The upgrading of the birth database also means vital statistics, birth and death, can be merged with the ID data for those 16 and above. The result is a population register. Most countries rely on census data for providing population data.But.Sethi explains that census data only gives a snapshot of a population every 10 years, from which projections are then made. The population register is dynamic and more accurate because it functions in real-time, reflecting changes in birth, death, and registration for the ID. Keeping up to date with changes in birth and death, are necessary for making the ID system work. Registration in Malawi will be continuous after the initial mass registration ends in December. Citizens will still be able to register in district offices for national IDs and birth certificates.

“And once you do this you’ll make a population register,” Sethi explains. “At any point of time, if these 3 things are working together you can have by and large a population register. The birth database is the feeder channel to the ID.  The sustainability of the system, the ID system will sustain only if birth and death are complete.”


Sethi also points out an added value of the birth database, arguing that an accurate birth database is more effective in making policy for social services than the national ID database.

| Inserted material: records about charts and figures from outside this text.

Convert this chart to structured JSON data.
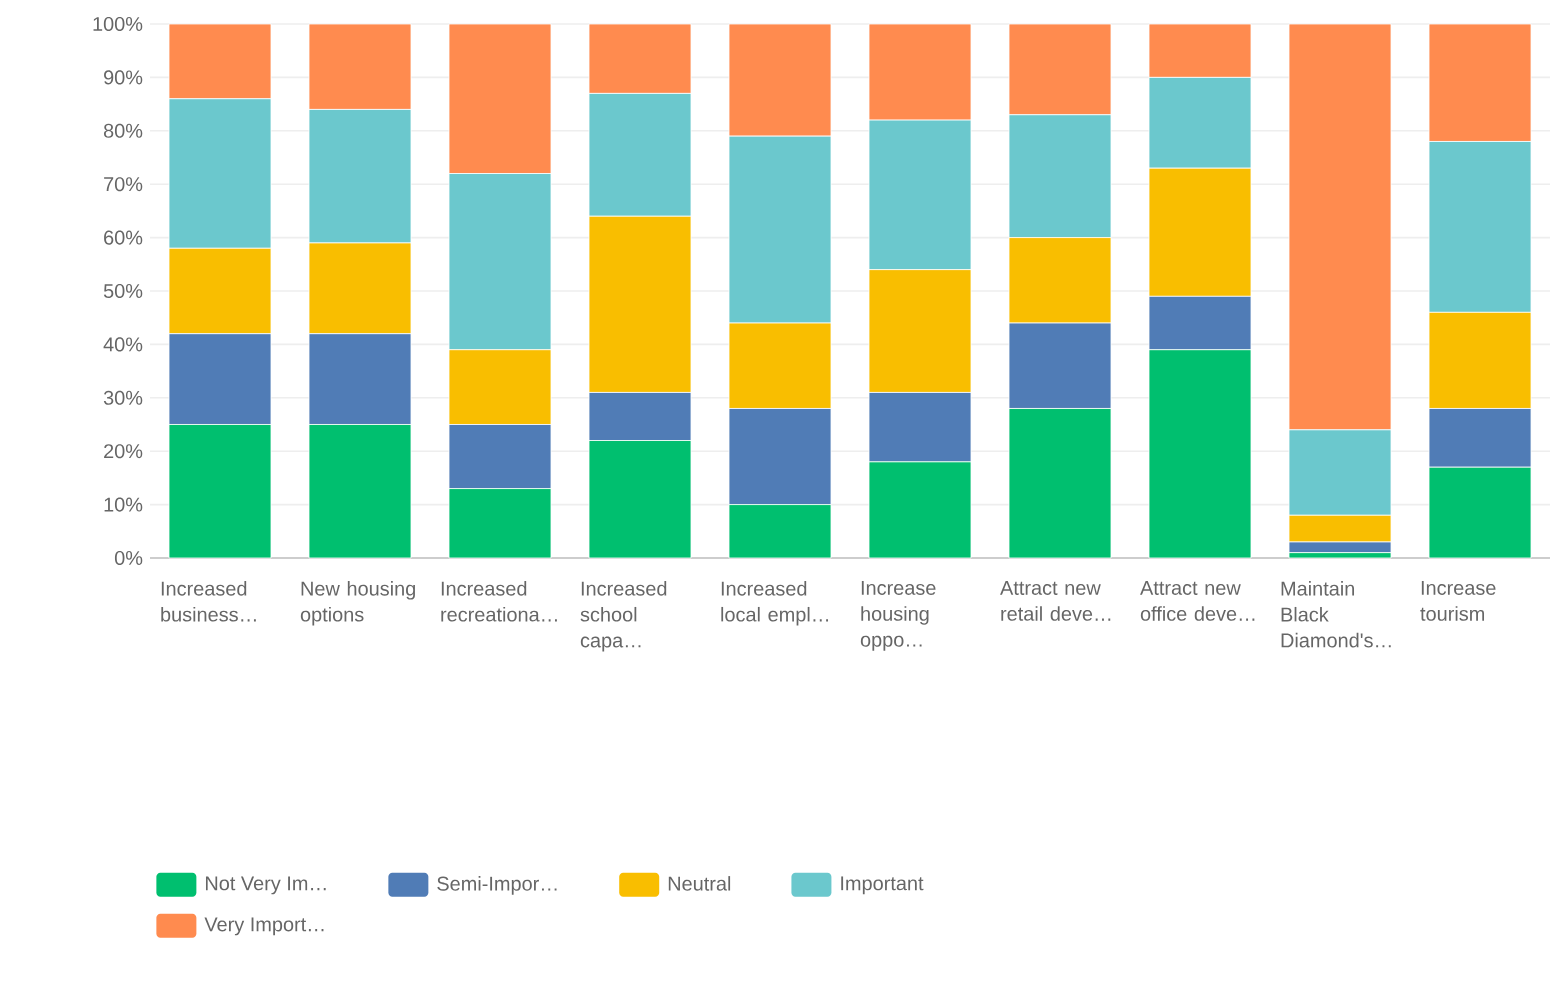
{
  "chart_data": {
    "type": "bar",
    "stacked": true,
    "grid": "y",
    "legend": "bottom",
    "categories": [
      "Increased business…",
      "New housing options",
      "Increased recreationa…",
      "Increased school capa…",
      "Increased local empl…",
      "Increase housing oppo…",
      "Attract new retail deve…",
      "Attract new office deve…",
      "Maintain Black Diamond's…",
      "Increase tourism"
    ],
    "series": [
      {
        "name": "Not Very Im…",
        "color": "#00bf6f",
        "values": [
          25,
          25,
          13,
          22,
          10,
          18,
          28,
          39,
          1,
          17
        ]
      },
      {
        "name": "Semi-Impor…",
        "color": "#507cb6",
        "values": [
          17,
          17,
          12,
          9,
          18,
          13,
          16,
          10,
          2,
          11
        ]
      },
      {
        "name": "Neutral",
        "color": "#f9be00",
        "values": [
          16,
          17,
          14,
          33,
          16,
          23,
          16,
          24,
          5,
          18
        ]
      },
      {
        "name": "Important",
        "color": "#6bc8cd",
        "values": [
          28,
          25,
          33,
          23,
          35,
          28,
          23,
          17,
          16,
          32
        ]
      },
      {
        "name": "Very Import…",
        "color": "#ff8b4f",
        "values": [
          14,
          16,
          28,
          13,
          21,
          18,
          17,
          10,
          76,
          22
        ]
      }
    ],
    "ylim": [
      0,
      100
    ],
    "yticks": [
      {
        "value": 0,
        "label": "0%"
      },
      {
        "value": 10,
        "label": "10%"
      },
      {
        "value": 20,
        "label": "20%"
      },
      {
        "value": 30,
        "label": "30%"
      },
      {
        "value": 40,
        "label": "40%"
      },
      {
        "value": 50,
        "label": "50%"
      },
      {
        "value": 60,
        "label": "60%"
      },
      {
        "value": 70,
        "label": "70%"
      },
      {
        "value": 80,
        "label": "80%"
      },
      {
        "value": 90,
        "label": "90%"
      },
      {
        "value": 100,
        "label": "100%"
      }
    ]
  }
}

“The ID card doesn’t link with the family. And many welfare programs are run on a family as a unit, not individuals,” For example he notes how poverty reduction uses family size as a measurement. “If you want to give poverty alleviation, every country has got its own norm. But suppose when you define the poor, the number of children in family matters.” 

He explains the family unit as a yardstick for welfare programs also extends to other policy areas. He notes that 80 percent of Malawi’s children live with their parents, which explains why policy decisions based on family units are efficient.

“Poverty alleviation, family planning. If you want to give free education and one scholarship to one person per family, you need to see how many family members there are. You can’t give scholarships to children in one family.” The same rationale applies to deciding social cash transfers, allocations of supplies such as fertilizers and sheeting for shelter, per family.


When Zione unwraps her chitenje to pose for her picture, she will also have her finger-prints taken, as the bio-metric details for her ID card. She will then give Ellisha’s biographical details, names of parents, place of birth, birth date, and sex, for the birth certificate. Ellisha’s birth certificate will join the growing list of birth certificates that Dr Sethi’s office expects to be printing in the coming year, which will confirm their legal identities as Malawians.

Each one will be assigned a unique ID number, that stays with them for the rest of their life, including an ID card to be issued when they turn 16.

“More than 500 a day, and we already have the capacity for this,” he says, when estimating the surge in registrations that will be added to Malawi’s birth database.”

He estimates that within a few years, the majority of the eight million Malawians under 16 years will have birth certificates.”

I hope in the next two years Malawi will be better than other countries,” referring to the immediate benefits of an enhanced population register. A cause for celebration and for optimism that the success of registering births and #MyMalawiID will help to spur Malawi’s development.